There are certain kinds of movies you’d just love to find at any festival. Language Lessons is one such movie: a modest, unassuming drama that uses the limitations of the moment to create a thoughtful film that will outlast our present situation. It’s just two folks having some long-distance chats over their computers. It’s also more than that.
It begins with a birthday gift. Adam (Mark Duplass) has been hinting to his husband Will (Desean Terry) that he would like Spanish lessons. Careful what you wish for. Not only has he received Spanish lessons, but one-hundred of them with the added perk of language immersion with his new tutor, Cariño (Natalie Morales). They will have weekly video chats until the end of time. The first week, Adam does not take it very seriously, setting up his laptop next to the pool, so the lessons do not get in the way of his routine, his other form of immersion. The next week, Adam’s husband suddenly dies in an accident (this sort of random tragedy-mined-for-drama is a one-note technique familiar in several Duplass Brothers pictures). Meanwhile, Cariño has her own trouble at home. A beautiful friendship is grounded around the duo processing their collective grief.
Over the course of the film, the teacher and her student become easy friends. These conversations in Spanish are never really about Spanish. They use their newfound friendly relationship to learn about each other, to build distance and empathy. They are two lonely souls who need each other and their chatting fills an empty space in their lives. Some interesting revelations unravel, better left to the viewer to experience through the film, about both the nature of Cariño’s occupation and Adam’s prerogative as a White Savior type, with buckets of money, but not always an awareness about his privilege.

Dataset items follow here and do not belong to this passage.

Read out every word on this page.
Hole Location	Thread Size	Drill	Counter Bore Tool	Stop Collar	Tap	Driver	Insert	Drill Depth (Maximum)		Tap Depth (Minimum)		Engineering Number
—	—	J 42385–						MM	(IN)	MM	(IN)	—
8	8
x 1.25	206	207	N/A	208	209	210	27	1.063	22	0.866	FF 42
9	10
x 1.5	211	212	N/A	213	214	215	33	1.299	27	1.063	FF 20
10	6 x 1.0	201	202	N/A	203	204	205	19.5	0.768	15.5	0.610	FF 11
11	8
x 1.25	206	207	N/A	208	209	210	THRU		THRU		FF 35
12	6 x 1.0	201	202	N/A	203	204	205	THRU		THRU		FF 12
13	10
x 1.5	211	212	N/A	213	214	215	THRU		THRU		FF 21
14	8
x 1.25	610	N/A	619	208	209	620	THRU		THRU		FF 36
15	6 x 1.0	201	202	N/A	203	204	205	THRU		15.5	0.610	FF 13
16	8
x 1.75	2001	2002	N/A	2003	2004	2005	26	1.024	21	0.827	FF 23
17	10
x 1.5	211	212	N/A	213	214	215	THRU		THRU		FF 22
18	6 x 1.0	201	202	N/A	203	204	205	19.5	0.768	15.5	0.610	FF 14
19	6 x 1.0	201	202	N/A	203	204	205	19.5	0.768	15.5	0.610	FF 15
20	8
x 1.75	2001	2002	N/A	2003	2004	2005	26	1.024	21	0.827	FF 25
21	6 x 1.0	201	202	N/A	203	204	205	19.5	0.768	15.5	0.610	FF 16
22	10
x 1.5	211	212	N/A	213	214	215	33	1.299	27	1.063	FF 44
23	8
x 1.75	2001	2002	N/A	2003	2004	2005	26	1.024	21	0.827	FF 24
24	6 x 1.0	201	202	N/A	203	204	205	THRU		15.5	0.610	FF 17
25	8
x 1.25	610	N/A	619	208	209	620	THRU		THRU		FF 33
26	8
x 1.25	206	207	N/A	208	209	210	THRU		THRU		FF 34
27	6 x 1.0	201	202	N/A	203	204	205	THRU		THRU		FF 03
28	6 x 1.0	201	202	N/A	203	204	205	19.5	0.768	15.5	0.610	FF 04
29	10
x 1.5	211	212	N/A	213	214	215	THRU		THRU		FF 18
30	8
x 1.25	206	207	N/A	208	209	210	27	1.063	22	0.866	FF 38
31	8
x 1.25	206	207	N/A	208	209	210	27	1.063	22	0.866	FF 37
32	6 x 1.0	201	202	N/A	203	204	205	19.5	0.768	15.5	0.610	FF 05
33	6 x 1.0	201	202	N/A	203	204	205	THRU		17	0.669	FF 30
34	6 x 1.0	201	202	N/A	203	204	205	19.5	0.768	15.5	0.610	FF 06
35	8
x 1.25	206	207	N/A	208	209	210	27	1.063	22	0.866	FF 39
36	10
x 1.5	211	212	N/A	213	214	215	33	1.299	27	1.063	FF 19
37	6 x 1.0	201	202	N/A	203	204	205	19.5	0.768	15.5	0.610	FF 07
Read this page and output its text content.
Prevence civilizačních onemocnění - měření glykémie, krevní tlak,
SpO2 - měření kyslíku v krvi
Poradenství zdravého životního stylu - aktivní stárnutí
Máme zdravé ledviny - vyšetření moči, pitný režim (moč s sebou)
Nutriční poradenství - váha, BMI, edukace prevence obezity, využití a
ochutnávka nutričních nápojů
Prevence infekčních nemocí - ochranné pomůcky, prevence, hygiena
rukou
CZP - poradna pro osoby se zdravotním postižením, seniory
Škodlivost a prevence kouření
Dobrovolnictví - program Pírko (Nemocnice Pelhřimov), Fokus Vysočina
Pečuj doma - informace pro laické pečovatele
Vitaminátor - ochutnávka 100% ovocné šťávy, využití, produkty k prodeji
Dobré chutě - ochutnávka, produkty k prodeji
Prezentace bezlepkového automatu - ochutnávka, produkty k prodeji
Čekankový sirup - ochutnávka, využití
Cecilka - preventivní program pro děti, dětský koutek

Blessedly, the film does not have anything literal to say about the State of Our Times. It does not wish to comment on COVID, or even so much as mention it, knowing almost every other film from the festival will. Language Lessons knows that by creating this virtual chat situation, it is already saying everything, by not saying it directly. It is fulfilling an even greater need we all have: that of connection. Finding not just someone to chat with online, but anyone in the world who will listen.
Because Natalie Morales doubles as the director, and her co-star Mark Duplass helped sketch out the writing, it is a perfectly intimate affair. That stripped down approach to production, with few moving parts, but everyone clearly pitching in what they have to offer to the film, feels like a well-considered collaboration. Because it’s all chats, it means no real movement of the cameras, unless the actors move their computers or phones. It honors this format and stays true to it until the very end, without ever playing into that idea as a bit of gimmickry.
Our actors must be graceful. They are the only feature of the picture. Luckily, they play well off one another in the chats. The conversations are always interesting and naturally lead down curious avenues for a conversational plot to develop. Of course, the limitations are eventually felt. There is not so much more to the movie, besides where it will end up. There’s not any technical feat of particular note. It’s simply a creative and straightforward solution to the present problem of how to shoot a movie.
Language Lessons is a modest success. It’s what anyone might hope to find at a festival: a sweet and relaxing film to fit between crushing documentaries and joyless parables of our modern times. It’s one of the few comments on the present situation that offers hope. By tapping into our context of use, with video chats creating the whole outline of the film, it speaks a language we all understand: the language of connection.